Assistive technology is any kind of technology and/or tool that can be used to enhance the functional independence of a person with a disability. Often, for people with disabilities, accomplishing daily tasks such as communicating with others, going to school or work, or participating in activities can be a challenge. Assistive Technology (AT) devices are tools to help overcome those challenges and enable people living with disabilities to enhance and have access to a quality of life, that may otherwise not be known, and lead more independent lives.

The mission of this blog is to serve as a voice of a constant researcher in the field of educational and assistive technologies so that the best products, strategies and services may be located easily, in hopes that they will then be delivered, taught and used to better the lives of people with disabilities.


Building Mouse Skills

Helping students to develop mouse skills can be a challenge. There are free activities online for helping children to build mouse skills. There are games and various drawing programs (see previous posting "Sites to Support Students with Special Needs" for a listing of drawing programs) that provide simple mouse practice for the beginning mouser. Below you will find some activities designed to help build mouse skill success:
The skills to operate a mouse, consists of:
  1. Movement
  2. Targeting
  3. Click
  4. Double Click
  5. Click & Drag
  6. Right Click
  7. Choosing from menus
You may need to go into the computer settings to make adjustments, such as:
  1. Change style/shape/size Pointers
  2. Change size of Icons
  3. Change size/style of fonts
  4. Adjust speed
  5. Show trails
  6. Swap buttons for left and right hands dominate users

When working with students with special needs, consider:
  1. Can they use the pointer to reach all the targets on the screen?
  2. Is the size and spacing of the targets appropriate?
  3. What is the action needed to make a selection? i.e. click, drag, double click etc. and is it reasonable that we ask them to attempt these actions?
  4. Is the sensory feedback provided adequate and/or appropriate for this student?

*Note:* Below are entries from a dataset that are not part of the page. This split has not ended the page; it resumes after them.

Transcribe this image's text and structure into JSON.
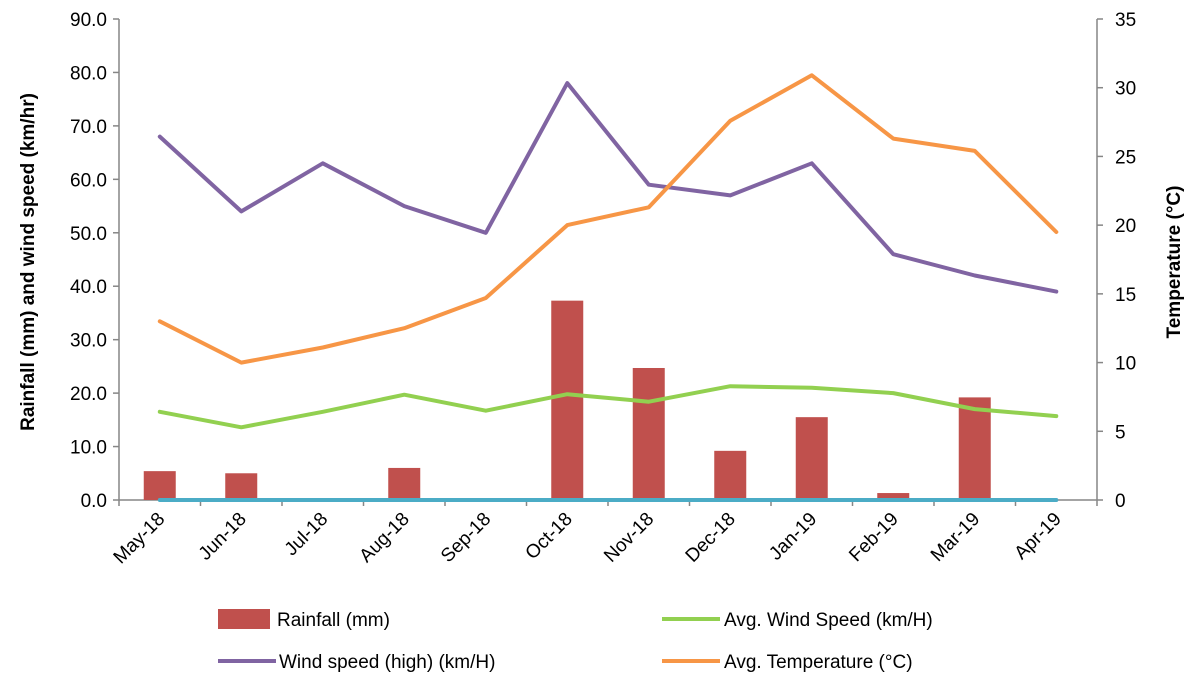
{
  "chart_data": {
    "type": "bar",
    "categories": [
      "May-18",
      "Jun-18",
      "Jul-18",
      "Aug-18",
      "Sep-18",
      "Oct-18",
      "Nov-18",
      "Dec-18",
      "Jan-19",
      "Feb-19",
      "Mar-19",
      "Apr-19"
    ],
    "y_left": {
      "label": "Rainfall (mm)  and wind speed (km/hr)",
      "ylim": [
        0,
        90
      ],
      "ticks": [
        "0.0",
        "10.0",
        "20.0",
        "30.0",
        "40.0",
        "50.0",
        "60.0",
        "70.0",
        "80.0",
        "90.0"
      ]
    },
    "y_right": {
      "label": "Temperature  (°C)",
      "ylim": [
        0,
        35
      ],
      "ticks": [
        "0",
        "5",
        "10",
        "15",
        "20",
        "25",
        "30",
        "35"
      ]
    },
    "series": [
      {
        "name": "Rainfall (mm)",
        "type": "bar",
        "axis": "left",
        "color": "#c0504d",
        "values": [
          5.4,
          5.0,
          0,
          6.0,
          0,
          37.3,
          24.7,
          9.2,
          15.5,
          1.3,
          19.2,
          0
        ]
      },
      {
        "name": "Avg. Wind Speed (km/H)",
        "type": "line",
        "axis": "left",
        "color": "#92d050",
        "values": [
          16.5,
          13.6,
          16.5,
          19.7,
          16.7,
          19.8,
          18.4,
          21.3,
          21.0,
          20.0,
          17.0,
          15.7
        ]
      },
      {
        "name": "Wind speed (high) (km/H)",
        "type": "line",
        "axis": "left",
        "color": "#8064a2",
        "values": [
          68.0,
          54.0,
          63.0,
          55.0,
          50.0,
          78.0,
          59.0,
          57.0,
          63.0,
          46.0,
          42.0,
          39.0
        ]
      },
      {
        "name": "Avg. Temperature (°C)",
        "type": "line",
        "axis": "right",
        "color": "#f79646",
        "values": [
          13.0,
          10.0,
          11.1,
          12.5,
          14.7,
          20.0,
          21.3,
          27.6,
          30.9,
          26.3,
          25.4,
          19.5
        ]
      },
      {
        "name": "",
        "type": "line",
        "axis": "left",
        "color": "#4bacc6",
        "values": [
          0,
          0,
          0,
          0,
          0,
          0,
          0,
          0,
          0,
          0,
          0,
          0
        ]
      }
    ],
    "legend": {
      "position": "bottom"
    },
    "grid": false
  }
}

For a variety of practice activities, explore:
  • BillyBear4Kids provides simple mix and match on-line games for young children.
  • Browser Books provides on-line PowerPoint type books where children read a story and click the arrow to turn the page.
  • Bubble Wrap is just what it says- imagine! Virtual Bubble Wrap. You must use your mouse to pop the individual bubbles.
  • Color Boxes - Headmouse, hands-free mouse, adaptive mice, camera mouse, alternative mice, or alternative input device, any mouse user is welcome to practice mouse skills!
  • Cursor Moving tutorial is designed to help people who have never used a computer before. We will concentrate on using the mouse and a few other basic skills.
  • Find The Animal or Find the Vegetable (Papunet Games) provides pictures that respond when you click the mouse (or switch). You can choose “Settings” after choosing the activity to adjust the frequency of visual obstructions.
  • Fireworks is exactly what it says it is. Click the o mouse and you will be rewarded with virtual fireworks.
  • Imagination ... fun motivation to use a mouse as color and shapes follow your mouse movement.
  • Jacob's Lessons starts with real basic mouse skill development to adding some matching skills, to working with opposites and prepositions. Very basic skill development with simple, clear graphics and encouraging prompts.
  • Danbury, Connecticut Schools has a Kindergarten page with a nice little section on building mouse skills. The activities are provided in a simple format that keeps you calm and focused. Entertaining!
  • Larry's Master the Mouse teaches the movements of teh mouse, clicking, double clicking and more. It has games and drills to help teach the mouse with animation and sounds.
  • Man in the Dark may not be for all as it is pretty weird! Weird and addictive, use your mouse / touch screen to move and watch the man loop and twist around the screen. Clicking once with the mouse begins a repeating animated sequence of more and more men, clicking again returns you to just one.
  • Mouse Program provides simple (but not too young) activities for learning how to use all aspects of the mouse.
  • Mousing Around provides games that provide clicking at different levels.
  • Online jigsaw puzzles helps to learn mouse control, it's educational and good fun. Use your mouse to drag the jigsaw pieces to form the picture. You are able to upload your own pictures.
  • PRTV is a great little interactive playhouse for all ages. Makes you work that mouse!
  • Singing Horses is a great simple program that even adults will have fun with!
If a child has a hard time understanding the connection between, "when I do this over here, that happens over there" when using a mouse, you may consider putting the mouse in front of the montior (keybaord up and away for now) on a slant board. This will draw the eyes up and allow the child to see their hand and the screen at the same time.